Marcelo Auler

Perderam a classe média

Arnaldo César  (*)

Âncora, por 19 anos, do telejornal “Evening News”, da rede de televisão CBS, Walter Conkrite foi considerado o norte-americano de maior credibilidade junto à opinião pública do seu País. Ele morreu em 2009, aos 92 anos de idade. Ficou célebre um editorial que pronunciou da bancada do seu telejornal, no final dos anos 60, depois de uma série de reportagens que produziu no Vietnã.

O então presidente Lindon Johnson ao assistir esse pronunciamento comentou: “Perdemos o Conkrite, perdemos a classe média”. Perderam também a guerra. Depois disso, Johnson desistiu de se candidatar à reeleição. Volta e meia, a historinha narrada acima é relembrada pelas escolas de jornalismo dos Estados Unidos, especialmente quando querem demonstrar o papel da imprensa nas tomadas de decisões de uma nação.

Não é o caso da grande mídia brasileira. Por aqui, ela sempre rezou de acordo com a cartilha e os interesses dos poderosos. Por isso, a capa da Veja desta semana, a de número 2524, com a manchete “A vez de Aécio”, chama a atenção.

Aliada, de primeira hora, do ex-governador de Minas nas eleições presidenciais de 2014, a revista de maior circulação do País revela que Aécio Neves e sua irmã Andrea eram mimoseados com propinas depositadas pela empreiteira Norberto Odebrecht, em contas sediadas em Nova Iorque.

“A reação dos irmãos Neves não fugiu ao figurino. Andréa Neves questionou: ‘Por que tanto ódio?” – Foto – reprodução do DCM.

A reação dos irmãos Neves não fugiu ao figurino de todos que foram alcançados por delações premiadas.

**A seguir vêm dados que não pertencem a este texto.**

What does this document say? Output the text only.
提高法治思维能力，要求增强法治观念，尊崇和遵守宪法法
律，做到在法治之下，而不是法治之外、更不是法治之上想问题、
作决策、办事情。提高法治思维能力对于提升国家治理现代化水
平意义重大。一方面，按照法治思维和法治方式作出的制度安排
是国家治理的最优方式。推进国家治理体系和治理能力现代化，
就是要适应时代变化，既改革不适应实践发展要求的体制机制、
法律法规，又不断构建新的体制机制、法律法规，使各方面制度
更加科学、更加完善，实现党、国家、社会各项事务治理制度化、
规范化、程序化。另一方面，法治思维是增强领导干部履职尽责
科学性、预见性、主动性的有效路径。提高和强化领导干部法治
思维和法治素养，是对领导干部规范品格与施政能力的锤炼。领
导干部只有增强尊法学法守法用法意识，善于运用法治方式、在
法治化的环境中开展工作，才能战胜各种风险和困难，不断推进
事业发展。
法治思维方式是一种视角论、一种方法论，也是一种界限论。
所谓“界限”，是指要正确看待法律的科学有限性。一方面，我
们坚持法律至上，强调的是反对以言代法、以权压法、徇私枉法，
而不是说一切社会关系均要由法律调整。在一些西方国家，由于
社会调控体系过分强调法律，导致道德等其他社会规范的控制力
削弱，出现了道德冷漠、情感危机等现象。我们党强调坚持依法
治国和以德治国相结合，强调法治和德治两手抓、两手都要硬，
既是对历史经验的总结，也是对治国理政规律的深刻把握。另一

Andrea, visivelmente, emocionada, com os olhos rasos d’água, esbravejou: “por que tanto ódio?”.

Só para não deixar passar em brancas nuvens, na edição 2.397, de 23 de outubro de 2014, ou seja, três dias antes do pleito do segundo turno que se realizou no dia 26, Veja estampou uma capa, igualmente espalhafatosa, com letras vermelhas, entre as imagens recortadas de Dilma e Lula em que apregoava: “Eles sabiam de Tudo”.

Reproduzida aos milhões, essa capa foi espalhada por todos os cantos do País, como se fosse um galhardete de campanha. Nem o adereço de mão e tampouco a denúncia contida naquela edição conseguiram derrotar nas urnas a dupla Dilma e Lula.

Na campanha eleitoral de 2014, a Veja tentou empurrar a candidatura de Aécio detonando Lula e Dilma. Não conseguiu

Entre uma edição de 2014 e a da desta semana já se passaram mais de dois anos. No meio do caminho, Dilma foi golpeada por uma conjuração que reuniu Aécio Neves, o seu PSDB e uma gang de políticos corruptos comanda pelo nefando Michel Temer.

Admite-se que a comparação com Walter Conkrite é um tanto exagerada. Mas, há de se concordar que a publicação semanal de maior penetração do Brasil está pulando fora da canoa furada do golpe. Até mesmo quando trata da política econômica liberal imposta pelos golpistas – é bom não esquecer tão ao gosto daquela semanal – lança mão de um tom de crítica e reprovação: “O recuo do recuo” foi o título usado para um texto que desanca o ministro Henrique Meirelles, o queridinho de onze entre dez empresários pátrios.

As pesquisas de opinião, fartamente divulgadas na semana passada, mostram que a chapa esquentou para os golpistas. Ao contrário do que prometeram, há dez meses, não conseguem tirar o Brasil do buraco. O governo de o ímpio Temer arregimentou míseros 10% de aprovação entre os pesquisados.

A “imparcialidade” da Veja na edição desta semana, contudo, não recomenda que se acendam rojões. Deve ser entendida pelo prisma de que ela apenas transformou Aécio Neves num bagaço a ser descartado. Fazer isso, nas semanas que antecedem o depoimento do ex-presidente Lula ao juiz Sérgio Moro, em Curitiba, no próximo dia 3 de maio, pode dar ideia de que a publicação não nutre ódio por ninguém. Não se deixem enganar.

Esta manobra pode ter o mesmo objetivo daquela outra que levou o juiz Sérgio Moro condenar com surpreendente ligeireza o bucaneiro Eduardo Cunha a 15 anos de cadeia. A mudança de rumo da Veja, como de resto da grande imprensa, é para livrar a própria pele, diante do desastre provocado pelo golpe e seus coadjuvantes.

A intenção de esmagar o ex-presidente Lula e o seu projeto político continua intacta.